Commission explores relief from high taxes

August 12, 2005|by DAVE McMILLION

CHARLES TOWN, W.Va. - County officials rolled up their sleeves Thursday and began looking for ways to give local residents relief from property tax increases that have doubled some tax bills.

About 30 residents appeared before the Jefferson County Commission two weeks ago to complain about high tax bills, and about a dozen people appeared before the commission Thursday afternoon to hear commission members explore methods of tax relief.

Commission President Rusty Morgan has said he would like to see the issue examined closely and added that any relief largely would have to come from the state level.


The commission has not raised property taxes in 10 years, and many of the tax increases are being driven by an increase in the value of homes in the rapidly growing Eastern Panhandle, Morgan said.

Much of the concern is how the rising taxes are affecting senior citizens on fixed incomes.

Morgan said one possible solution is increasing the amount of the homestead exemption, a tax break given to senior property owners.

The homestead exemption allows those property owners to take $20,000 off the valuation of their property, Morgan said.

Sen. John Yoder, R-Jefferson, discussed with the commission Thursday the possibility of increasing the homestead exemption to $50,000, although Morgan said that probably will not be enough given how home values have skyrocketed.

Yoder and the commissioners also said there is opposition in other parts of the state to increasing the homestead exemption because it will cut tax revenue to county governments in those areas.

There are some bills pending in the Legislature to give tax relief, Commissioner Dale Manuel said. One bill requires that a 25 percent or more tax assessment increase be phased in to taxpayers over five years.

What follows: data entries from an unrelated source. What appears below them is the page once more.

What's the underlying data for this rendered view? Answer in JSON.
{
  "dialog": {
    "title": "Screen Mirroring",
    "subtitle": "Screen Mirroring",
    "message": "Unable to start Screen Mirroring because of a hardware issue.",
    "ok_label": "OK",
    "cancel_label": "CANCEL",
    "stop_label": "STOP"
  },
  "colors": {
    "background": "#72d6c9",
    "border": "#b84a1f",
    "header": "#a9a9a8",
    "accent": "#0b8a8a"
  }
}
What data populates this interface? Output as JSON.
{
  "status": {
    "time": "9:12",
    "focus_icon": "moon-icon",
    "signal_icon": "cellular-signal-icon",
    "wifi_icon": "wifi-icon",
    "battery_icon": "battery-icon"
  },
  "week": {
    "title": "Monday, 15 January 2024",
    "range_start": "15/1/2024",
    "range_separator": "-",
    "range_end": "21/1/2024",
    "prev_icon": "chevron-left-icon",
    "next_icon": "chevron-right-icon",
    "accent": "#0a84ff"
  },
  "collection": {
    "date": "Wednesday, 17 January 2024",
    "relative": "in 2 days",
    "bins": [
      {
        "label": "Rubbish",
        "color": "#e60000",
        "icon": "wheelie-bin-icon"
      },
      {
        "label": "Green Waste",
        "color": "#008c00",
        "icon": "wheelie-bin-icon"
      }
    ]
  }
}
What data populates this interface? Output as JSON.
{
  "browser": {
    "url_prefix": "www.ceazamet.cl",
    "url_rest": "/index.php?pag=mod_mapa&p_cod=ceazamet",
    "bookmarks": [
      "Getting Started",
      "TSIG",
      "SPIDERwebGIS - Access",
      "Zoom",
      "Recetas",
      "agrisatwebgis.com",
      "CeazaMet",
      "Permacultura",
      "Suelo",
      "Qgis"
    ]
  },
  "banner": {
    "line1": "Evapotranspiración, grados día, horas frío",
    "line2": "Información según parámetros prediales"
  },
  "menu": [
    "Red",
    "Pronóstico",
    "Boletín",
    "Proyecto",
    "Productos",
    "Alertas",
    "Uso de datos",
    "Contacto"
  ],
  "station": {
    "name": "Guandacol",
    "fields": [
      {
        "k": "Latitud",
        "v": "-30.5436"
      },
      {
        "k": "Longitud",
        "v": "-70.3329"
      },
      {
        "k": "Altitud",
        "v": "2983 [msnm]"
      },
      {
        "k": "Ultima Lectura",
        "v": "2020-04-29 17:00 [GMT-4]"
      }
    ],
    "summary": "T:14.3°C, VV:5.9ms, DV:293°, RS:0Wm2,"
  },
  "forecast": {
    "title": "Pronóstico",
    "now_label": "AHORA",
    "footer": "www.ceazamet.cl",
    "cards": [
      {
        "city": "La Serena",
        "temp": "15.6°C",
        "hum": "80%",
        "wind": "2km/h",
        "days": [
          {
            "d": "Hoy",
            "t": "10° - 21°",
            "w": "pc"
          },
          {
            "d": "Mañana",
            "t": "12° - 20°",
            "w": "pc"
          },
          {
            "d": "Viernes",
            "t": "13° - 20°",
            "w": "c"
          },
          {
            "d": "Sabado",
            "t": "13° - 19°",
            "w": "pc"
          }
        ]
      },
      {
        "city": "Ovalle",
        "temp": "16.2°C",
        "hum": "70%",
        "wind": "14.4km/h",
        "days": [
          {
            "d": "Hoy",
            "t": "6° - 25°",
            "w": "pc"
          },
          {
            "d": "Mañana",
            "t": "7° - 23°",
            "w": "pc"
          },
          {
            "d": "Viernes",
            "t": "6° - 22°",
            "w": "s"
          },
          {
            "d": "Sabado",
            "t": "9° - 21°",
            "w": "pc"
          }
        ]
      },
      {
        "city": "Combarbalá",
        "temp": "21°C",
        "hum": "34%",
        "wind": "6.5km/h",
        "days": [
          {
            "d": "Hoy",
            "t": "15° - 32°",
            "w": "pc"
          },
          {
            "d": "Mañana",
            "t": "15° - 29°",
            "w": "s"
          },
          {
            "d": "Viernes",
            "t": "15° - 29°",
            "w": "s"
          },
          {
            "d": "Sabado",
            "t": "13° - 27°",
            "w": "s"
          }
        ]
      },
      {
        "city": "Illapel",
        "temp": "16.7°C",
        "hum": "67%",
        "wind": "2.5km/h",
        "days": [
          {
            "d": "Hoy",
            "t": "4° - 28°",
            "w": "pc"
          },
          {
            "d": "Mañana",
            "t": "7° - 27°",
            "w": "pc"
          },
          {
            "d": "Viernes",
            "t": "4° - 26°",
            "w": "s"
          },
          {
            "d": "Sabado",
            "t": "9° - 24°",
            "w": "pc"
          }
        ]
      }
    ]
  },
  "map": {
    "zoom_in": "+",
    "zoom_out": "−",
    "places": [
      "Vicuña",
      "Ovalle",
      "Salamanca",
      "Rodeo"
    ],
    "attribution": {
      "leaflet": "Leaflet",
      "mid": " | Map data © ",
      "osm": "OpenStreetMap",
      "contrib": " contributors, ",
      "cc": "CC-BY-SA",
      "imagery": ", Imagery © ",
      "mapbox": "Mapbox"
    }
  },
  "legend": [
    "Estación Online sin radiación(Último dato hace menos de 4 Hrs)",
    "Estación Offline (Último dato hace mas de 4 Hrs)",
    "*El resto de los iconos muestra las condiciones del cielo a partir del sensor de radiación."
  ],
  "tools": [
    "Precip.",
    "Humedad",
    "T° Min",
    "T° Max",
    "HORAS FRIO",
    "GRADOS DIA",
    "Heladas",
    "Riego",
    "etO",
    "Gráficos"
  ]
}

Another idea floated Thursday was freezing the amount of taxes homeowners pay when they reach 65.

Residents at Thursday's meeting not only complained about their tax bills, but the price of houses and how it is becoming impossible to afford a house in the county.

"We like a reasonable increase," Charles Town resident Archie Smith said of his tax bill. "It's outrageous what we're paying."

Commissioner Jane Tabb said she is troubled by the number of tax breaks that are given to lure businesses to the state. It then falls on individual taxpayers to make up the difference, Tabb said.

"It's always been my opinion that the whole state tax code needs to be rewritten," Tabb said.

Morgan said the commission will get in touch with state officials to determine the best way to pursue tax relief. Morgan said the commission also will make its concerns known to Gov. Joe Manchin.